Intransigeance sous le CMLN

Sur le plan réglementaire, beaucoup a été fait, avec des périodes de plus ou moins grande sévérité. Moumouni Guindo connaît sur le bout des doigts cette histoire de lutte contre la corruption, à laquelle il a consacré un livre publié en 2021 * :  sous les militaires qui avaient fait chuter Modibo Keita, le cap est mis sur l’intransigeance.  « Le Comité Militaire de Libération Nationale (CMLN) avait pris une ordonnance pour dire que la sanction d’une atteinte aux biens publics était la peine de mort lorsque le préjudice atteignait 10 millions de francs maliens. Trois mois après, ils ont estimé que la barre avait été mise très haut, ils ont remonté le montant à 20 millions. » Dans les années 80, nouvelle étape : « pour accentuer la répression, l’atteinte aux biens publics a été considérée comme une atteinte à la sûreté intérieure de l’Etat. » Deux lois importantes sont votées en 1986 : une loi qui institue le crime de corruption et une autre qui institue le crime d’enrichissement illicite. On institue également une Commission spéciale de contrôle et de lutte contre l’enrichissement illicite. Cette commission est dotée de moyens importants pour l’époque et « avait le pouvoir de convoquer tout fonctionnaire civil ou militaire et de lui demander de justifier un bien acquis, telle une maison. Et si la personne n’arrivait pas à justifier la source de ces revenus, le dossier était transmis à la redoutée Cour Spéciale de Sûreté de l’Etat. »

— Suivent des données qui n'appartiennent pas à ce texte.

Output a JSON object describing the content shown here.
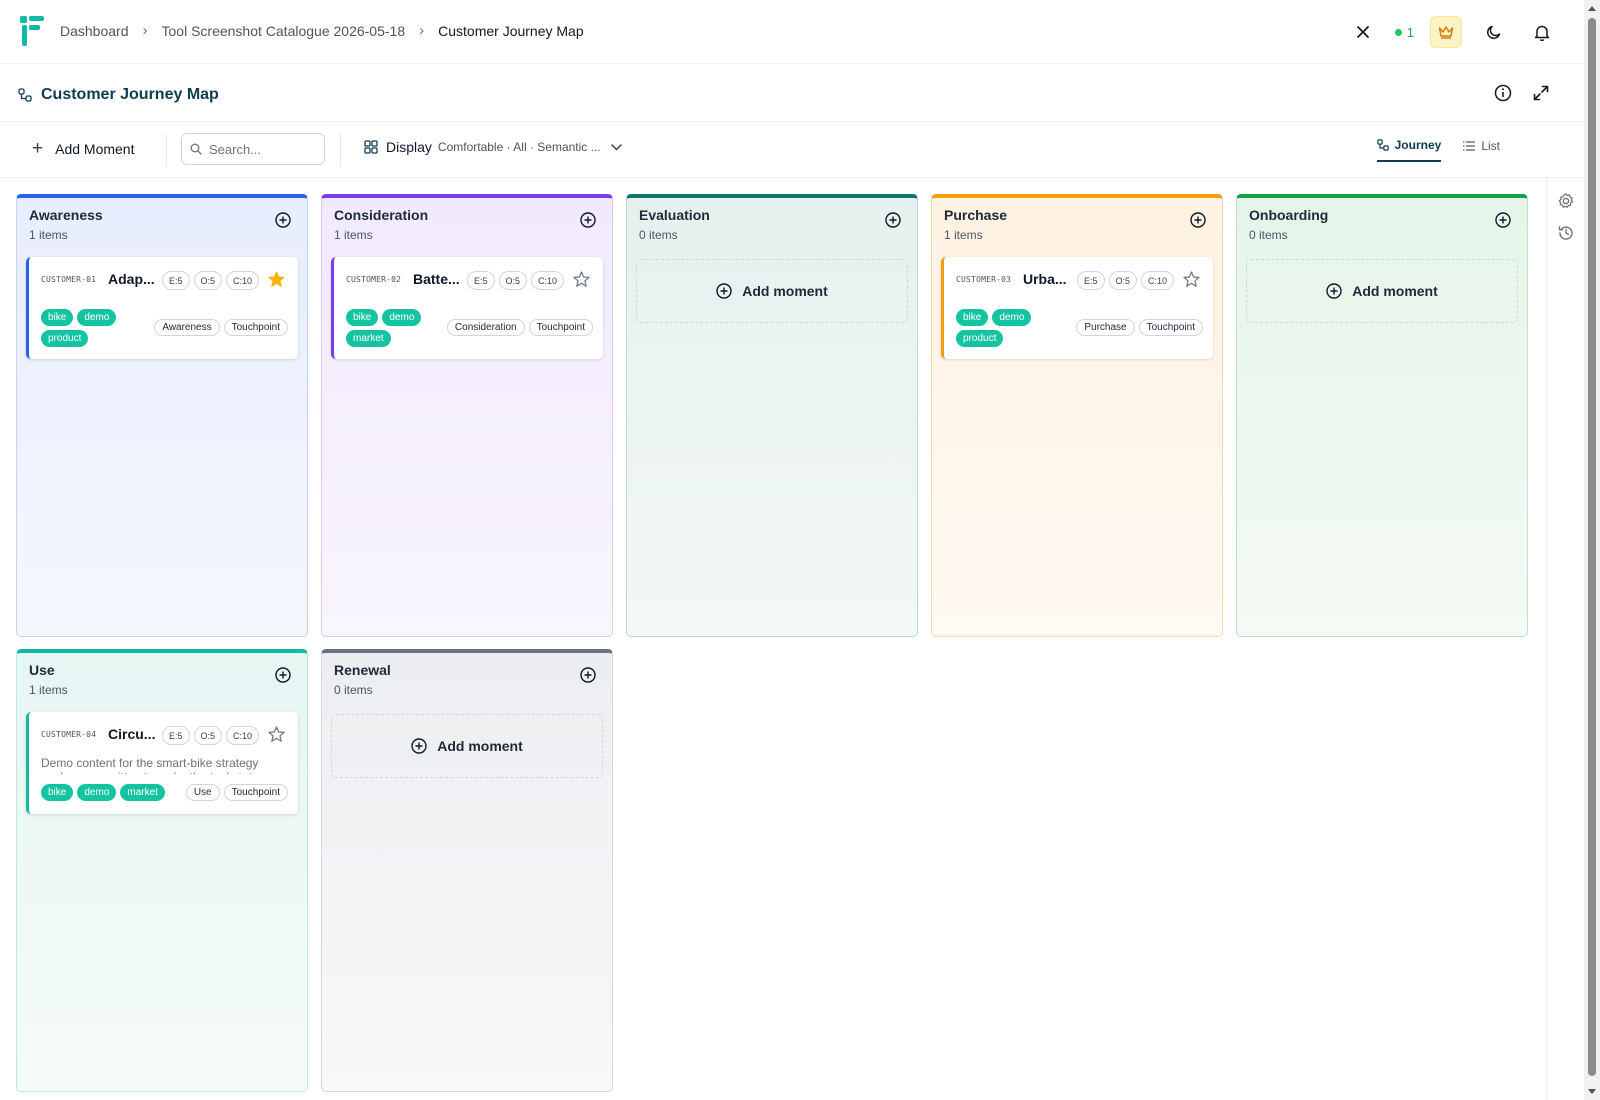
{
  "breadcrumb": [
    {
      "label": "Dashboard"
    },
    {
      "label": "Tool Screenshot Catalogue 2026-05-18"
    },
    {
      "label": "Customer Journey Map"
    }
  ],
  "topbar": {
    "online_count": "1",
    "icons": [
      "close-icon",
      "crown-icon",
      "moon-icon",
      "bell-icon"
    ]
  },
  "page": {
    "title": "Customer Journey Map",
    "icons": [
      "info-icon",
      "expand-icon"
    ]
  },
  "toolbar": {
    "add_label": "Add Moment",
    "search_placeholder": "Search...",
    "display_label": "Display",
    "display_value": "Comfortable · All · Semantic ...",
    "views": [
      {
        "label": "Journey",
        "active": true
      },
      {
        "label": "List",
        "active": false
      }
    ]
  },
  "colors": {
    "awareness": "#2563eb",
    "consideration": "#7c3aed",
    "evaluation": "#0f766e",
    "purchase": "#f59e0b",
    "onboarding": "#16a34a",
    "use": "#14b8a6",
    "renewal": "#6b7280",
    "tag": "#14c4a1",
    "brand": "#14b8a6"
  },
  "stages": [
    {
      "name": "Awareness",
      "count": "1 items",
      "add_text": "Add moment",
      "card": {
        "id": "CUSTOMER-01",
        "title": "Adap...",
        "scores": [
          "E:5",
          "O:5",
          "C:10"
        ],
        "starred": true,
        "tags": [
          "bike",
          "demo",
          "product"
        ],
        "chips": [
          "Awareness",
          "Touchpoint"
        ],
        "description": ""
      }
    },
    {
      "name": "Consideration",
      "count": "1 items",
      "add_text": "Add moment",
      "card": {
        "id": "CUSTOMER-02",
        "title": "Batte...",
        "scores": [
          "E:5",
          "O:5",
          "C:10"
        ],
        "starred": false,
        "tags": [
          "bike",
          "demo",
          "market"
        ],
        "chips": [
          "Consideration",
          "Touchpoint"
        ],
        "description": ""
      }
    },
    {
      "name": "Evaluation",
      "count": "0 items",
      "add_text": "Add moment",
      "card": null
    },
    {
      "name": "Purchase",
      "count": "1 items",
      "add_text": "Add moment",
      "card": {
        "id": "CUSTOMER-03",
        "title": "Urba...",
        "scores": [
          "E:5",
          "O:5",
          "C:10"
        ],
        "starred": false,
        "tags": [
          "bike",
          "demo",
          "product"
        ],
        "chips": [
          "Purchase",
          "Touchpoint"
        ],
        "description": ""
      }
    },
    {
      "name": "Onboarding",
      "count": "0 items",
      "add_text": "Add moment",
      "card": null
    },
    {
      "name": "Use",
      "count": "1 items",
      "add_text": "Add moment",
      "card": {
        "id": "CUSTOMER-04",
        "title": "Circu...",
        "scores": [
          "E:5",
          "O:5",
          "C:10"
        ],
        "starred": false,
        "tags": [
          "bike",
          "demo",
          "market"
        ],
        "chips": [
          "Use",
          "Touchpoint"
        ],
        "description": "Demo content for the smart-bike strategy workspace, written to make the tool state"
      }
    },
    {
      "name": "Renewal",
      "count": "0 items",
      "add_text": "Add moment",
      "card": null
    }
  ]
}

Sous les militaires, le régime fut donc très dur : par exemple, si une personne était poursuivie, tous ses biens étaient automatiquement saisis : maisons, meubles, voitures, champs, comptes bancaires… « C’est ce système qui était en cours quand la Révolution de 1991 est survenue, nous conduisant à la démocratie. Les acteurs du Mouvement démocratique ont estimé que ce mécanisme était trop sévère, attentatoire aux droits, aux libertés, au principe de justice. » En 1992, la Commission spéciale d’enquête sur la corruption et l’enrichissement illicite est dissoute, ainsi que la Cours spéciale de sûreté de l’Etat.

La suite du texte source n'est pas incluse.